Notebook Four
Chapter 7
Night thoughts
It was late. Sarah heard a scratching on the window. She checked the front of the house where the holly tree was shaking in a breeze. The driveway was clear and the street empty. She checked at the gate and there was no sleek saloon parked in the road. She reminded herself that the phone never rang. No one knew her number. The postman delivered only flyers.
Lying with her pillow alongside her, she reassured herself there was no reason to fear being followed. Not any more. It was she who did the following now, treading a circuit of tested routes that always returned her home. Yet they had not forgotten her altogether. A voucher was always waiting for her at the Post Office. How they had cowed her, kept her low. And who were they to do that to her, when they had no visible reality? Had she turned herself into stone? Made herself unmovable.
These days, little reminders of the past came to her piecemeal. They were assembled as an inventory of incidents and places, maybe all imagined. Disordered and dissonant they resisted coherence. They place-shifted as each new retrieval challenged the previous mosaic. Sometimes Arabic intruded, words like aib , inshallah, mabruk fi yithn alla,, uskuti, ya mama, mughrab, nazik, salaam, selamideiki, – forbidden, God willing, congratulations, in the gift of God, be quiet, oh mother, dusk, nice, peace, bless your hands. They echoed in her head like the bleating of a ewe in a distant valley, a mother calling for her lost offspring.
She had not forgotten the oasis on the Jeffara Plain. There was the sound of hands patting bread flat to the wall of an earthen oven, the touch of a hand painting a filigree pattern with henna on her foot, and often the muezzin’s call to prayer. There were special places like a sunken garden. How cool it had been in the step down even though the day had been hot and humid. She remembered a liaison with someone in a library. Or was it a hotel? Then being followed by a car; the purring of its engine, she remembered it was green, kerb-crawling. If it was not a car that followed her, then it was a man on foot wearing a large brimmed hat, and not a Libyan. There were other scenes, too painful to be to be thought of as real, as when the lights went out and his hand, someone’s hand, someone special, dropped his cigarette. There was the child lying ill, hot and terrified and would not be touched or comforted; and the boy who had come home breathless with running so fast. Then there was the last intrusion of sound that moved like a shiver down her back, literally down her back, and the roar of a cavalcade. Every night, her last thoughts before she fell asleep were of a child who needed to be comforted and a boy racing home.

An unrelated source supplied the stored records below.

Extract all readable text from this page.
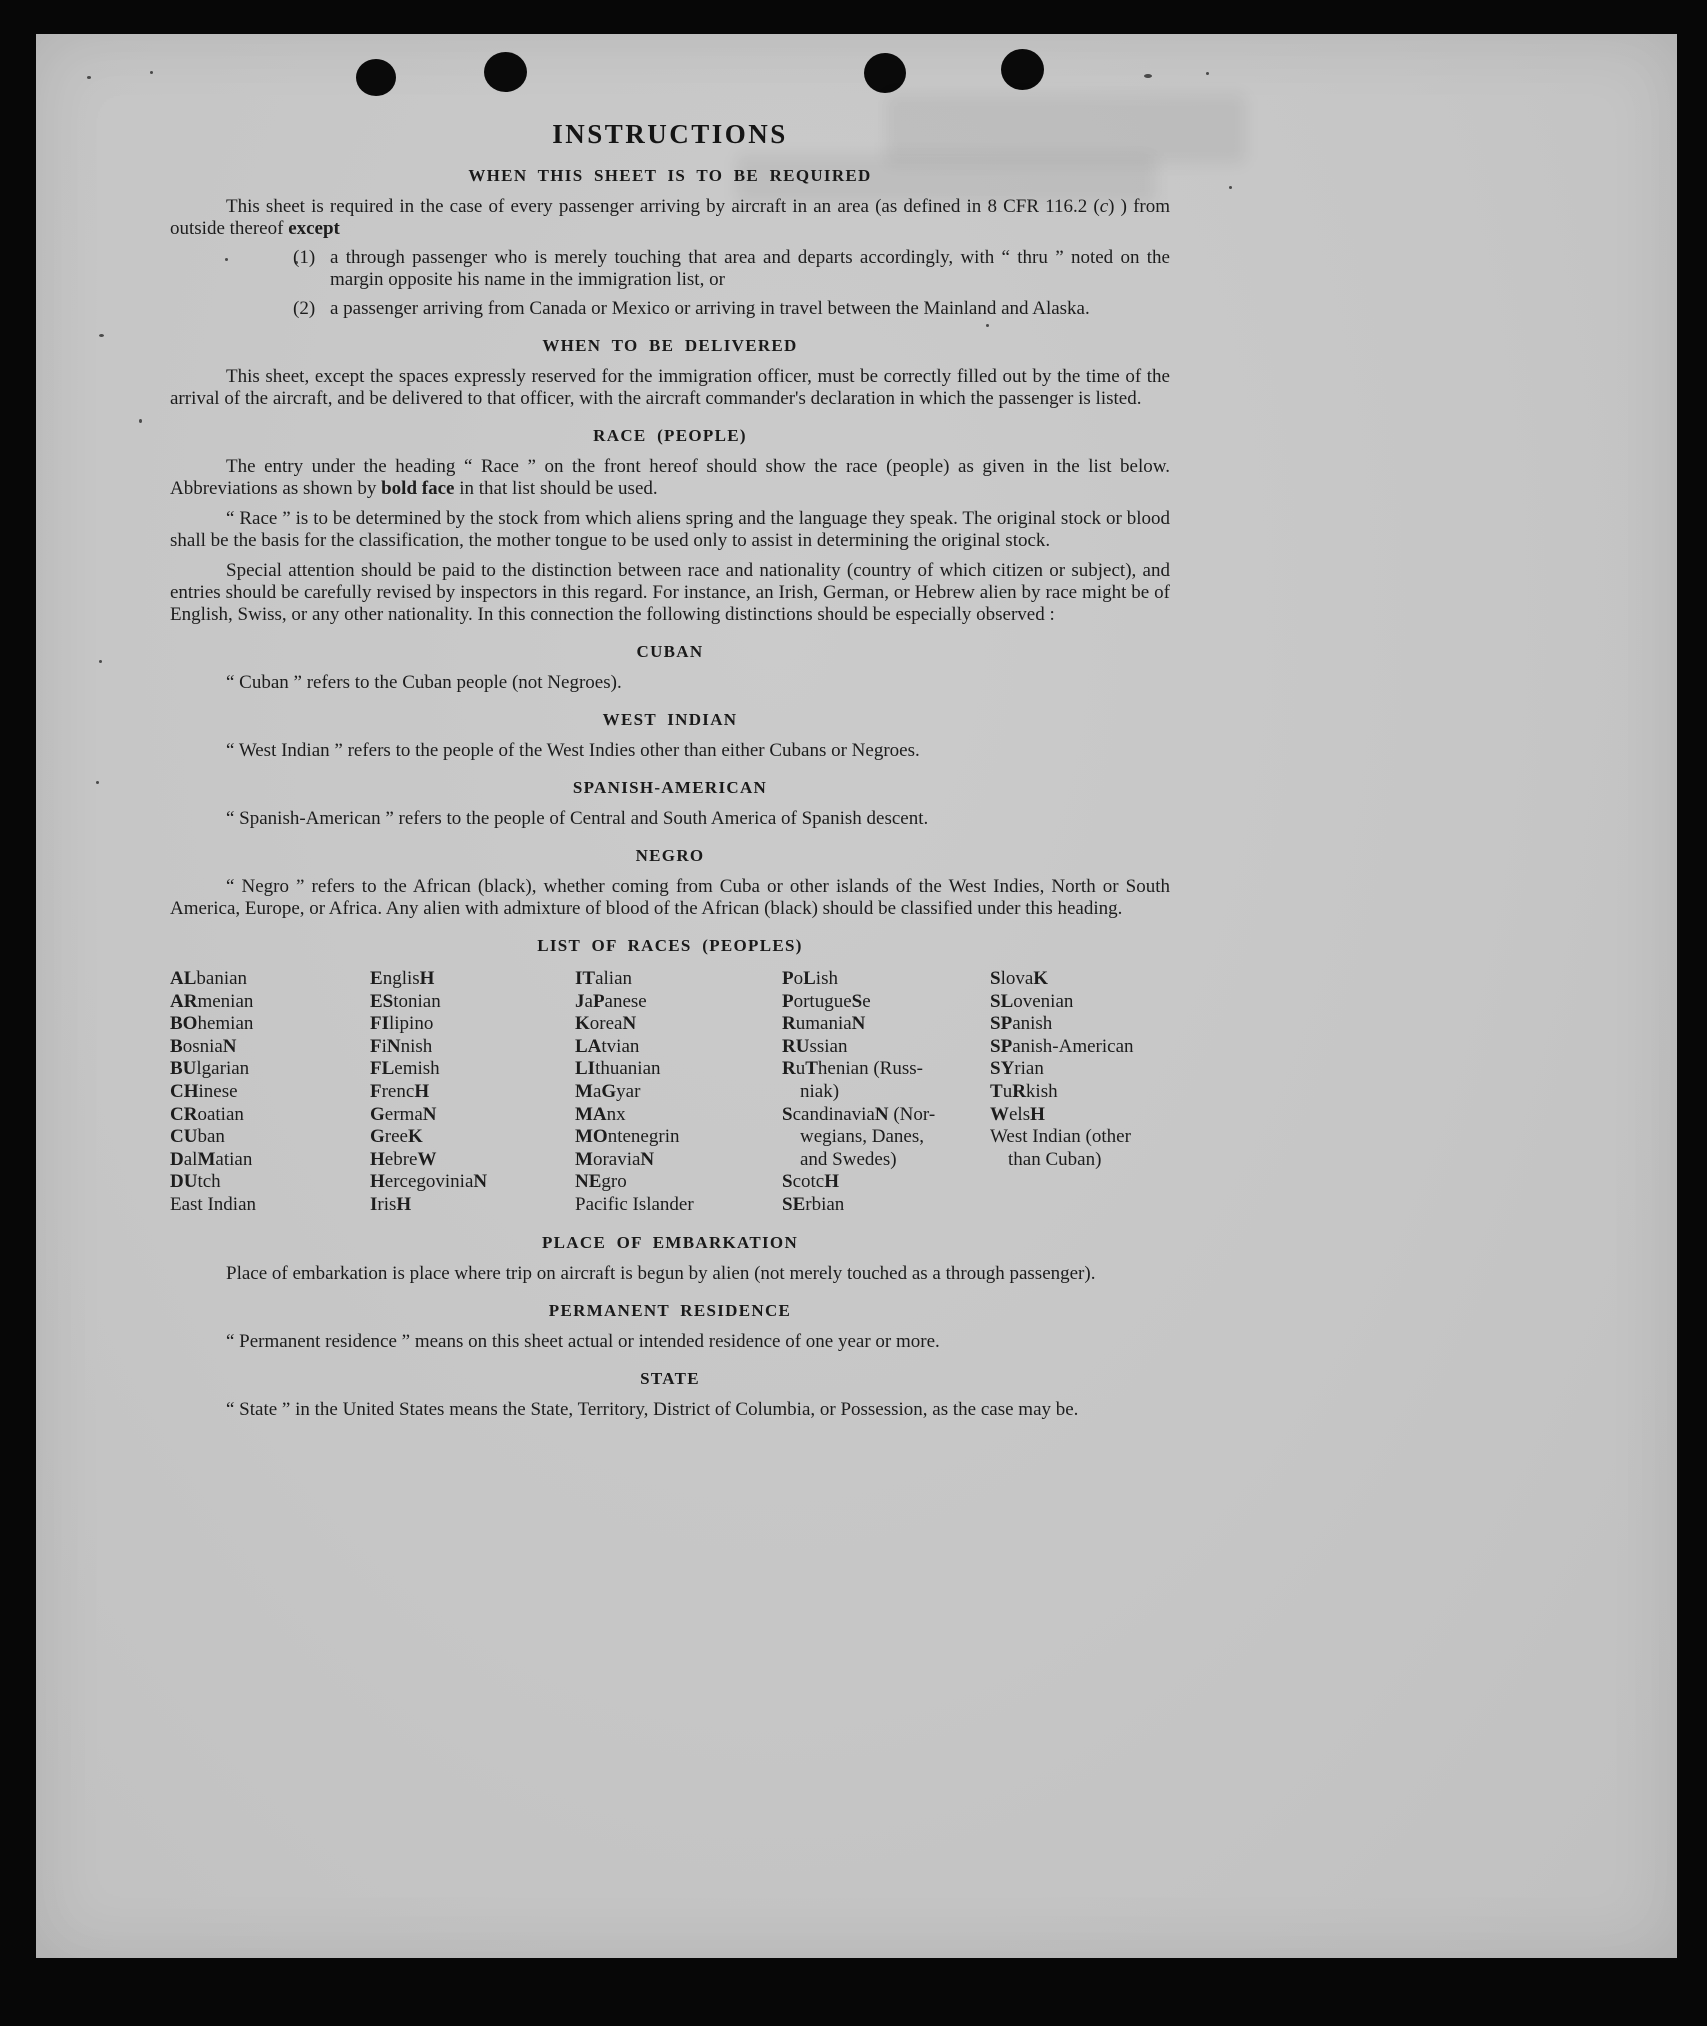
INSTRUCTIONS
WHEN THIS SHEET IS TO BE REQUIRED

This sheet is required in the case of every passenger arriving by aircraft in an area (as defined in 8 CFR 116.2 (c) ) from outside thereof except

(1) a through passenger who is merely touching that area and departs accordingly, with “ thru ” noted on the margin opposite his name in the immigration list, or
(2) a passenger arriving from Canada or Mexico or arriving in travel between the Mainland and Alaska.
WHEN TO BE DELIVERED

This sheet, except the spaces expressly reserved for the immigration officer, must be correctly filled out by the time of the arrival of the aircraft, and be delivered to that officer, with the aircraft commander's declaration in which the passenger is listed.

RACE (PEOPLE)

The entry under the heading “ Race ” on the front hereof should show the race (people) as given in the list below. Abbreviations as shown by bold face in that list should be used.

“ Race ” is to be determined by the stock from which aliens spring and the language they speak. The original stock or blood shall be the basis for the classification, the mother tongue to be used only to assist in determining the original stock.

Special attention should be paid to the distinction between race and nationality (country of which citizen or subject), and entries should be carefully revised by inspectors in this regard. For instance, an Irish, German, or Hebrew alien by race might be of English, Swiss, or any other nationality. In this connection the following distinctions should be especially observed :

CUBAN

“ Cuban ” refers to the Cuban people (not Negroes).

WEST INDIAN

“ West Indian ” refers to the people of the West Indies other than either Cubans or Negroes.

SPANISH-AMERICAN

“ Spanish-American ” refers to the people of Central and South America of Spanish descent.

NEGRO

“ Negro ” refers to the African (black), whether coming from Cuba or other islands of the West Indies, North or South America, Europe, or Africa. Any alien with admixture of blood of the African (black) should be classified under this heading.

LIST OF RACES (PEOPLES)
ALbanian
ARmenian
BOhemian
BosniaN
BUlgarian
CHinese
CRoatian
CUban
DalMatian
DUtch
East Indian
EnglisH
EStonian
FIlipino
FiNnish
FLemish
FrencH
GermaN
GreeK
HebreW
HercegoviniaN
IrisH
ITalian
JaPanese
KoreaN
LAtvian
LIthuanian
MaGyar
MAnx
MOntenegrin
MoraviaN
NEgro
Pacific Islander
PoLish
PortugueSe
RumaniaN
RUssian
RuThenian (Russ-
niak)
ScandinaviaN (Nor-
wegians, Danes,
and Swedes)
ScotcH
SErbian
SlovaK
SLovenian
SPanish
SPanish-American
SYrian
TuRkish
WelsH
West Indian (other
than Cuban)
PLACE OF EMBARKATION

Place of embarkation is place where trip on aircraft is begun by alien (not merely touched as a through passenger).

PERMANENT RESIDENCE

“ Permanent residence ” means on this sheet actual or intended residence of one year or more.

STATE

“ State ” in the United States means the State, Territory, District of Columbia, or Possession, as the case may be.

She always woke before daylight. Perhaps it was the screech of an owl that disturbed her. Perhaps the yowling of a cat. She shifted the incline of her neck to the pillow to find the best lay of her spine, achingly aware of the skew of its curve. Every turn of her shoulders to the left or of her legs to the right reminded her of the trauma which had severed her present self from her real self and angled her awry from what she had been in every sense of the meaning of ‘awry’.
Lying askew, she felt the pain melt into the mattress. She reflected on the mystery of the pieces gathering into a narrative of sorts. The fabric of her past life was mending itself and even though the emerging story was not sufficiently coherent to share, she was pleased to find some linkages forming.
At daylight, an arrowhead of starlings performed its drama above the poplars. The murmuration was deafening. Only when they moved on to perform in another tract of sky, could she hear the wind in the poplars as a calming hush.
Notes: A boy, a girl, my children, the accident. Who was it dropped the cigarette? The same perhaps who told me to hold on? Glissando is the word I’m looking for – the wind brushing the trees. Playing the leaves like a bow on the strings of a violin.